Silvester's Gardens is mentioned in several eighteenth-century sources:

  1. Clerkenwell parish records: births, burials, marriages. [1]
  2. London newspapers - between 1739 and 1742 - mentioned Silvester's Gardens as the venue of a para-masonic group of male and female theatre folk calling themselves Modern Masons [2] For example, the announcemnt of a benefit performance of The Beggar's Opera at Covent Garden in August 1739:
    "For the Entertainment of the Grand Master, and the Worthy Brothers and Sisters of the Honourable Community of Modern Free-Masons [...] Tickets to be had [...] at the Lodge, at Silvester's-Gardens, near Cold-Bath Fields." [London Daily Post and General Advertiser (Friday 10 August 1739)] [3]

    This was one of several groups unsympathetic to the Ministry of Prime Minister Robert Walpole that made works in support of the anti-Walpole Patriot Opposition, a.k.a. the Patriot Party.

    Among the stage–names associated with the Modern Masons we find, for example: Theophilus Cibber (1703-58), Mrs. Villeneuve (née Elizabeth Oates) (fl. 1735–1752), Elizabeth Vincent (1708-?), and Thomas Walker (1698-1744). [2]

  3. Legal documents. For example, in a marriage agreement of 1760 concerning another piece of land in Clerkenwell the location of Sylvester's Gardens is identifiable:
    a piece of ground formerly used as a laystall abutting SW on the road from London to Hampstead and NW on the road to the Ducking Pond, NE on gardens known as Silvester's gardens, SE on the road leading to the Bridewell Walk. [4]

Further reading

References

  1. For example: Robert Hovenden (1884) A true register of all christeninges, mariages, and burialles in the parishe of St.
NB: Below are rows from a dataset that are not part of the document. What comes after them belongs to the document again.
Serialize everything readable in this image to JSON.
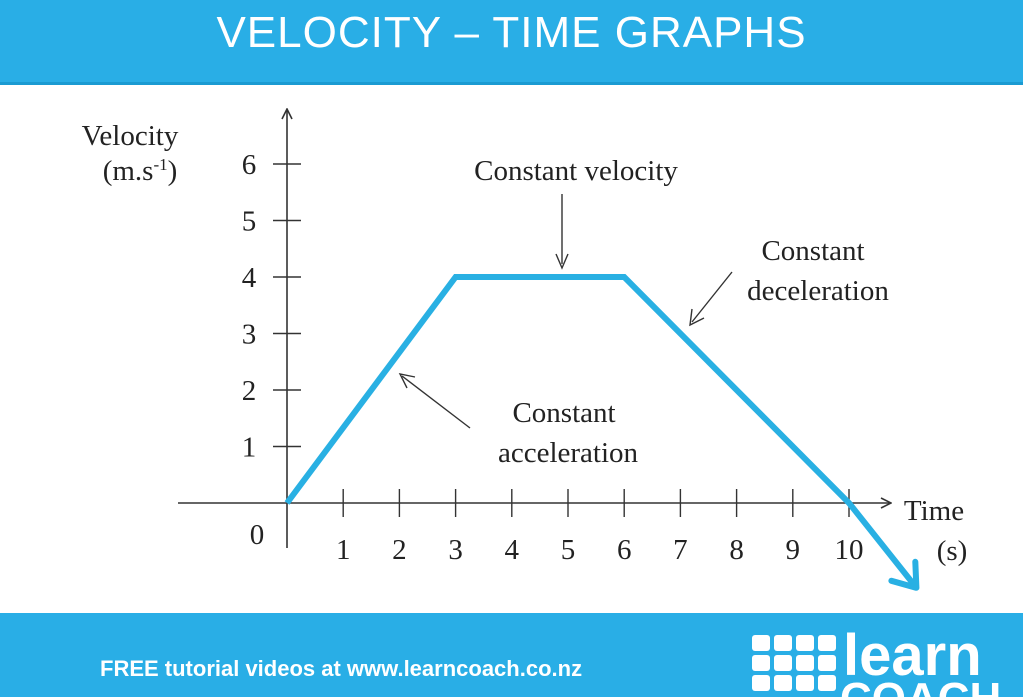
{
  "header": {
    "title": "VELOCITY – TIME GRAPHS"
  },
  "footer": {
    "text": "FREE tutorial videos at www.learncoach.co.nz",
    "logo_line1": "learn",
    "logo_line2": "COACH"
  },
  "colors": {
    "banner": "#29aee6",
    "line": "#29b0e3",
    "axis": "#333333"
  },
  "chart_data": {
    "type": "line",
    "title": "",
    "xlabel": [
      "Time",
      "(s)"
    ],
    "ylabel": [
      "Velocity",
      "(m.s",
      "-1",
      ")"
    ],
    "origin_label": "0",
    "x_ticks": [
      "1",
      "2",
      "3",
      "4",
      "5",
      "6",
      "7",
      "8",
      "9",
      "10"
    ],
    "y_ticks": [
      "1",
      "2",
      "3",
      "4",
      "5",
      "6"
    ],
    "xlim": [
      0,
      10.5
    ],
    "ylim": [
      0,
      6
    ],
    "grid": false,
    "series": [
      {
        "x": [
          0,
          3,
          6,
          10,
          11.2
        ],
        "y": [
          0,
          4,
          4,
          0,
          -1.5
        ],
        "arrow_end": true
      }
    ],
    "annotations": [
      {
        "lines": [
          "Constant velocity"
        ],
        "points_to": [
          5,
          4
        ]
      },
      {
        "lines": [
          "Constant",
          "deceleration"
        ],
        "points_to": [
          7.3,
          3.1
        ]
      },
      {
        "lines": [
          "Constant",
          "acceleration"
        ],
        "points_to": [
          2.0,
          2.3
        ]
      }
    ]
  }
}
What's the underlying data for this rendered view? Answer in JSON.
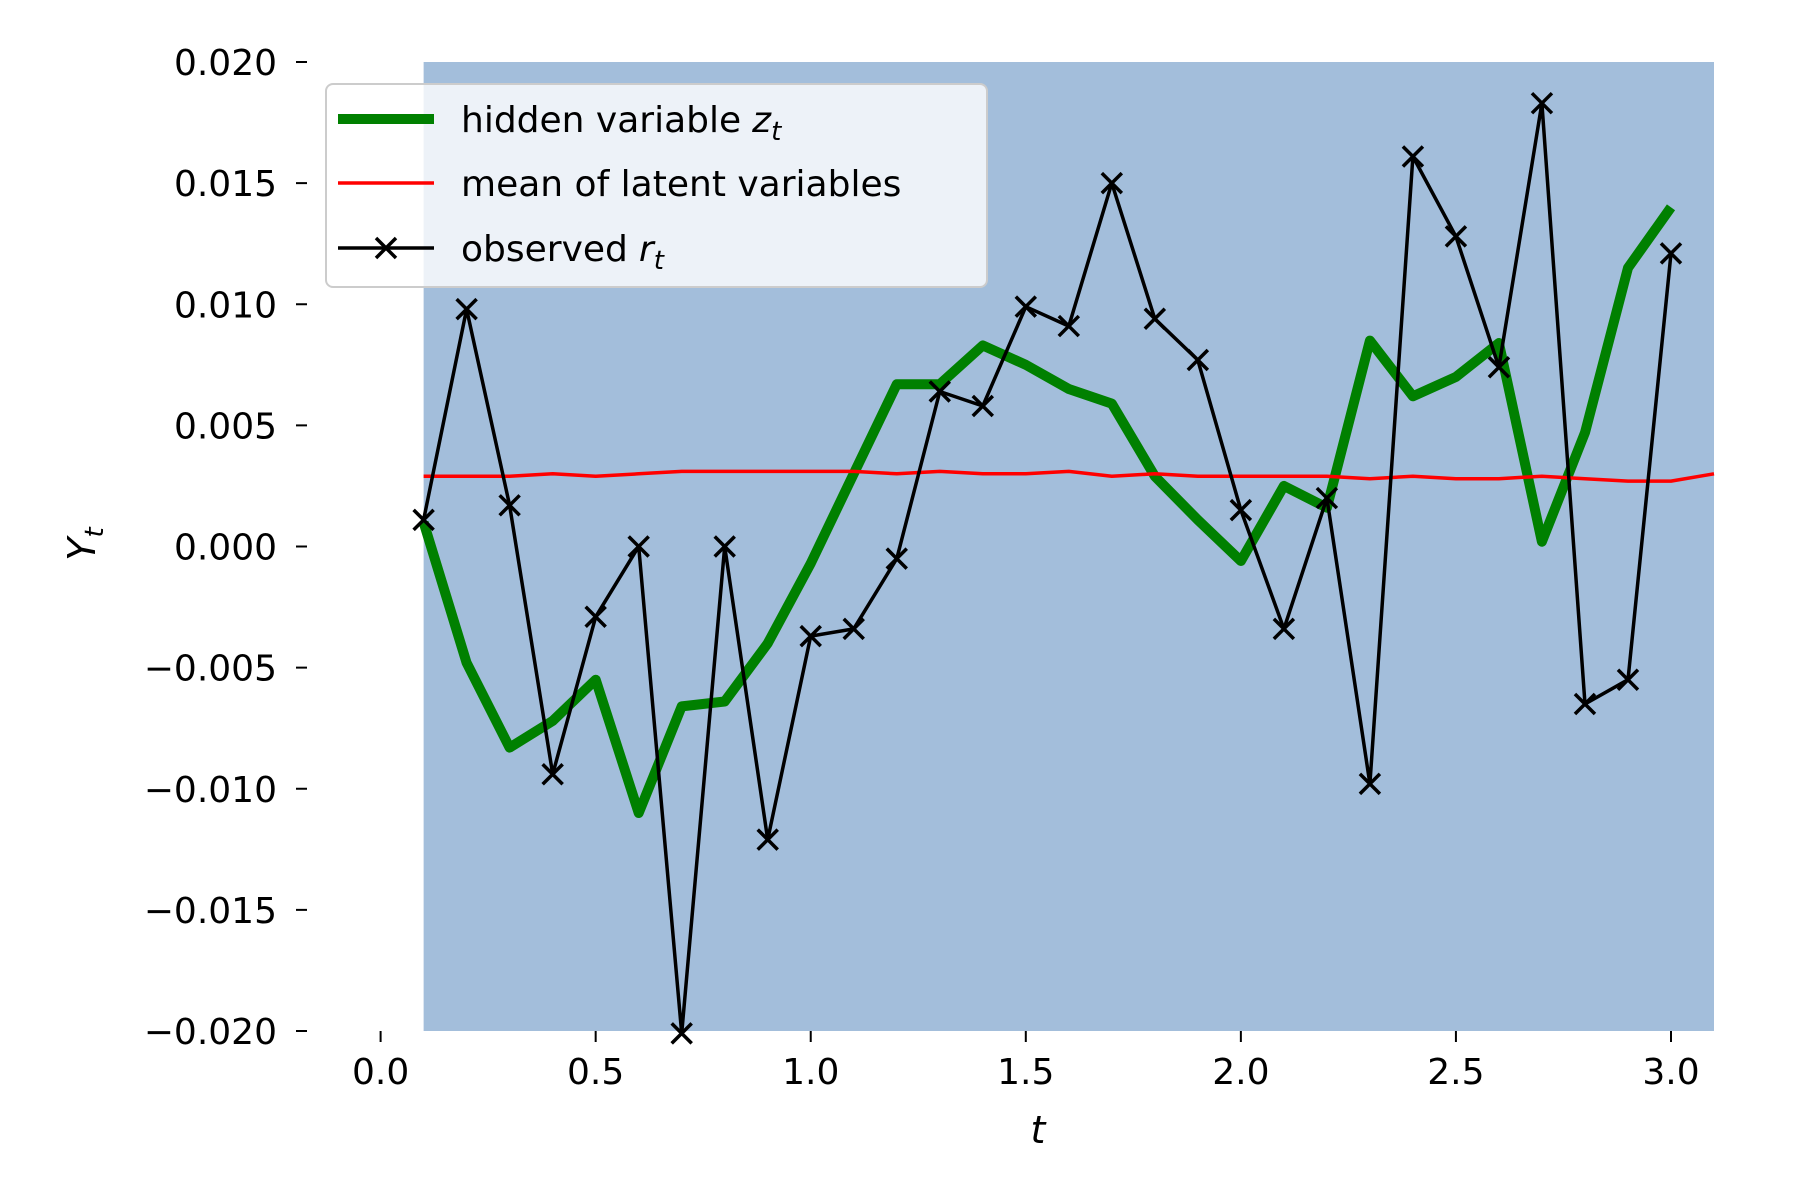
{
  "chart_data": {
    "type": "line",
    "xlabel": "t",
    "ylabel": {
      "base": "Y",
      "sub": "t"
    },
    "xlim": [
      -0.02,
      3.1
    ],
    "ylim": [
      -0.02,
      0.02
    ],
    "xticks": [
      {
        "value": 0.0,
        "label": "0.0"
      },
      {
        "value": 0.5,
        "label": "0.5"
      },
      {
        "value": 1.0,
        "label": "1.0"
      },
      {
        "value": 1.5,
        "label": "1.5"
      },
      {
        "value": 2.0,
        "label": "2.0"
      },
      {
        "value": 2.5,
        "label": "2.5"
      },
      {
        "value": 3.0,
        "label": "3.0"
      }
    ],
    "yticks": [
      {
        "value": 0.02,
        "label": "0.020"
      },
      {
        "value": 0.015,
        "label": "0.015"
      },
      {
        "value": 0.01,
        "label": "0.010"
      },
      {
        "value": 0.005,
        "label": "0.005"
      },
      {
        "value": 0.0,
        "label": "0.000"
      },
      {
        "value": -0.005,
        "label": "−0.005"
      },
      {
        "value": -0.01,
        "label": "−0.010"
      },
      {
        "value": -0.015,
        "label": "−0.015"
      },
      {
        "value": -0.02,
        "label": "−0.020"
      }
    ],
    "band": {
      "x_start": 0.1,
      "x_end": 3.1,
      "y_low": -0.02,
      "y_high": 0.02,
      "color": "#a3bedb"
    },
    "grid": false,
    "legend_position": "top-left",
    "series": [
      {
        "name": "hidden variable",
        "name_sub": "t",
        "name_var": "z",
        "color": "#008000",
        "style": "thick-line",
        "x": [
          0.1,
          0.2,
          0.3,
          0.4,
          0.5,
          0.6,
          0.7,
          0.8,
          0.9,
          1.0,
          1.1,
          1.2,
          1.3,
          1.4,
          1.5,
          1.6,
          1.7,
          1.8,
          1.9,
          2.0,
          2.1,
          2.2,
          2.3,
          2.4,
          2.5,
          2.6,
          2.7,
          2.8,
          2.9,
          3.0
        ],
        "y": [
          0.001,
          -0.0048,
          -0.0083,
          -0.0072,
          -0.0055,
          -0.011,
          -0.0066,
          -0.0064,
          -0.004,
          -0.0007,
          0.003,
          0.0067,
          0.0067,
          0.0083,
          0.0075,
          0.0065,
          0.0059,
          0.0029,
          0.0011,
          -0.0006,
          0.0025,
          0.0016,
          0.0085,
          0.0062,
          0.007,
          0.0084,
          0.0002,
          0.0047,
          0.0115,
          0.014
        ]
      },
      {
        "name": "mean of latent variables",
        "color": "#ff0000",
        "style": "line",
        "x": [
          0.1,
          0.2,
          0.3,
          0.4,
          0.5,
          0.6,
          0.7,
          0.8,
          0.9,
          1.0,
          1.1,
          1.2,
          1.3,
          1.4,
          1.5,
          1.6,
          1.7,
          1.8,
          1.9,
          2.0,
          2.1,
          2.2,
          2.3,
          2.4,
          2.5,
          2.6,
          2.7,
          2.8,
          2.9,
          3.0,
          3.1
        ],
        "y": [
          0.0029,
          0.0029,
          0.0029,
          0.003,
          0.0029,
          0.003,
          0.0031,
          0.0031,
          0.0031,
          0.0031,
          0.0031,
          0.003,
          0.0031,
          0.003,
          0.003,
          0.0031,
          0.0029,
          0.003,
          0.0029,
          0.0029,
          0.0029,
          0.0029,
          0.0028,
          0.0029,
          0.0028,
          0.0028,
          0.0029,
          0.0028,
          0.0027,
          0.0027,
          0.003
        ]
      },
      {
        "name": "observed",
        "name_sub": "t",
        "name_var": "r",
        "color": "#000000",
        "style": "line-x-markers",
        "x": [
          0.1,
          0.2,
          0.3,
          0.4,
          0.5,
          0.6,
          0.7,
          0.8,
          0.9,
          1.0,
          1.1,
          1.2,
          1.3,
          1.4,
          1.5,
          1.6,
          1.7,
          1.8,
          1.9,
          2.0,
          2.1,
          2.2,
          2.3,
          2.4,
          2.5,
          2.6,
          2.7,
          2.8,
          2.9,
          3.0
        ],
        "y": [
          0.0011,
          0.0098,
          0.0017,
          -0.0094,
          -0.0029,
          0.0,
          -0.0201,
          0.0,
          -0.0121,
          -0.0037,
          -0.0034,
          -0.0005,
          0.0064,
          0.0058,
          0.0099,
          0.0091,
          0.015,
          0.0094,
          0.0077,
          0.0015,
          -0.0034,
          0.002,
          -0.0098,
          0.0161,
          0.0128,
          0.0074,
          0.0183,
          -0.0065,
          -0.0055,
          0.0121
        ]
      }
    ]
  }
}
James, Clarkenwell from the yeare of Our Lorde God 1551 Vol 4. (London: Mitchell & Hughes, printers; for the Harleian Society)
  2. 1 2 Andrew Pink (2014) 'Robin Hood and Her Merry Women: Modern Masons in an early eighteenth-century London pleasure garden'. Journal for Research into Freemasonry and Fraternalism 4 (1-2), 203–214. Online resource, accessed 24 January 2026.
  3. Burney Collection of British Newspapers, British Library, London. Online resource, accessed 24 January 2026.
  4. 'Copy articles of agreement on intended marriage of George Sparrow and Henrietta Whitmore.' (27 June 1760) Shropshire Archives: ref 665/5923/. Online resource, accessed 24 January 2026.